Paweł Jaroszyński finalizuje niespodziewany transfer. Zaskakująco i sentymentalnie
2024-08-30 06:39:52; Aktualizacja: 3 miesiące temuPaweł Jaroszyński dość niespodziewanie odchodzi z Cracovii. Jak się okazuje, 29-latek dołączy wkrótce ponownie do Salernitany - przekazał Gianluca Di Marzio.
Paweł Jaroszyński już w 2017 roku opuścił polskie boiskach, dołączając do Chievo Verona. Przez następne lata był związany jeszcze z Genoą, Pescarą i Salernitaną. To właśnie w tym ostatnim zespole zaliczył najbardziej udany okres.
29-letni defensor zanotował dla zespołu z Kampanii 64 występy. Podczas rozgrywek 2021/2022 wywalczył z nim awans do Serie A, w której wystąpił następnie 13-krotnie.

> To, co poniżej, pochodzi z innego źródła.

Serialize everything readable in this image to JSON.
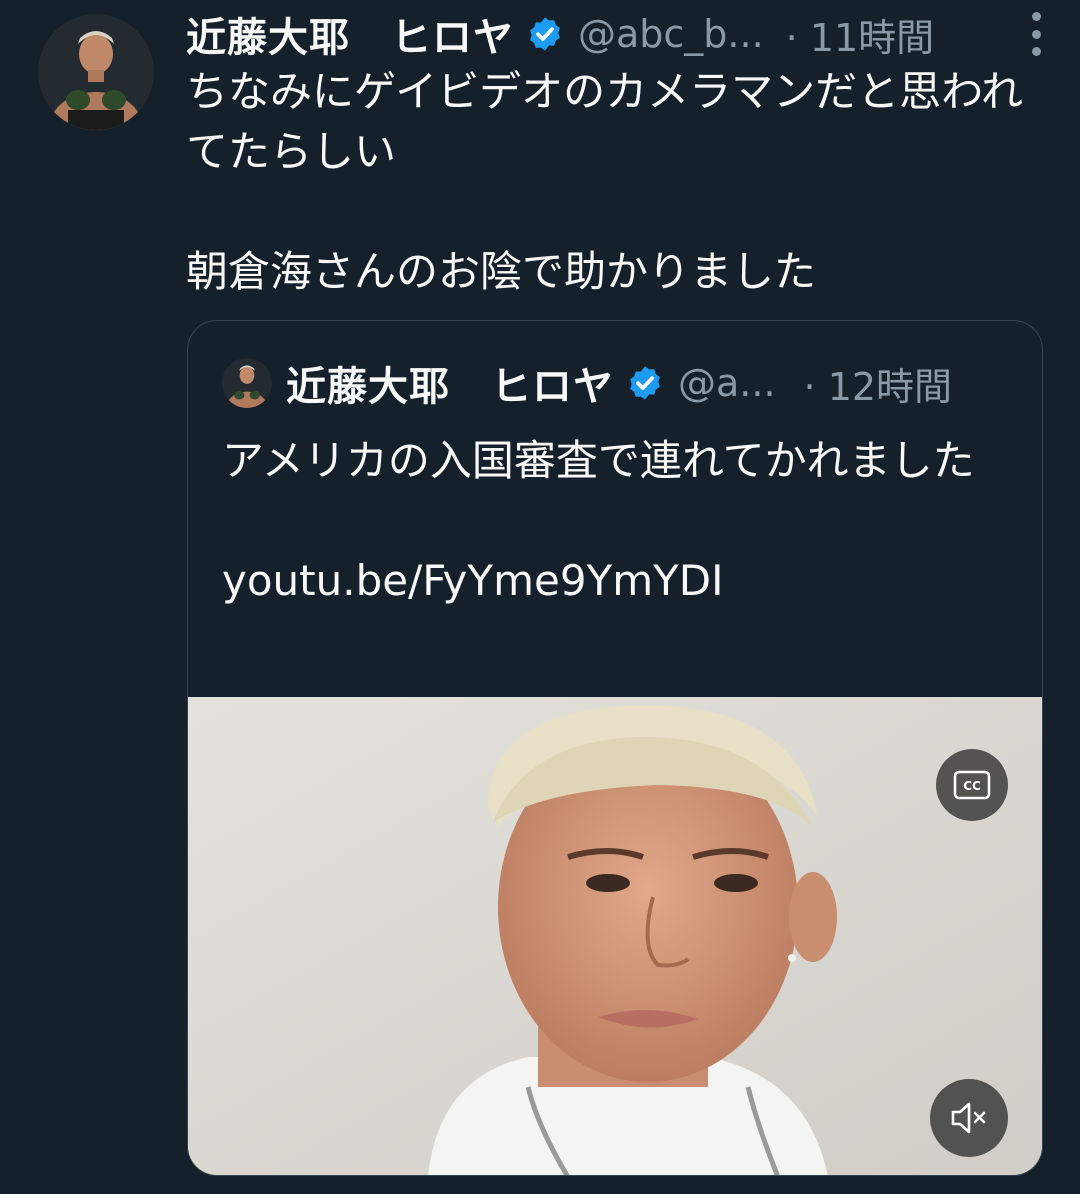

Po latach zagranicznych wojaży Jaroszyński zdecydował się na powrót do Polski, podpisując kontrakt z Cracovią. Wydaje się jednak, że po dwóch pełnych sezonach jego przygoda w krakowskim klubem dobiegnie końca. Doświadczony zawodnik wystąpił w inauguracyjnym spotkaniu bieżącego sezonu Ekstraklasy przeciwko Piastowi Gliwice, lecz w czterech kolejnych meczach ani razu nie wyszedł na murawę. Zaczęto spekulować, czym spowodowana jest ta decyzja. Popularne
Jak przekazał nieco później Sebastian Staszewski, gracz z Lublina prowadzi zaawansowane rozmowy z działaczami „Pasów” w kwestii rozwiązania za obopólnym porozumieniem umowy.
Jaroszyński nie będzie długo czekał na znalezienie nowego pracodawcy. Wedle niespodziewanych wieści Gianluki Di Marzio lada moment powinien podpisać kontrakt właśnie z Salernitaną.
29-latek będzie miał zastąpić w szeregach „Koników Morskich” Domagoja Bradaricia, który finalizuje wypożyczenie do Hellasu Verona.
Di Marzio nie przekazał warunków współpracy Jaroszyńskiego ze spadkowiczem Serie A, aczkolwiek zapewnił, że sprawa jest praktycznie przesądzona.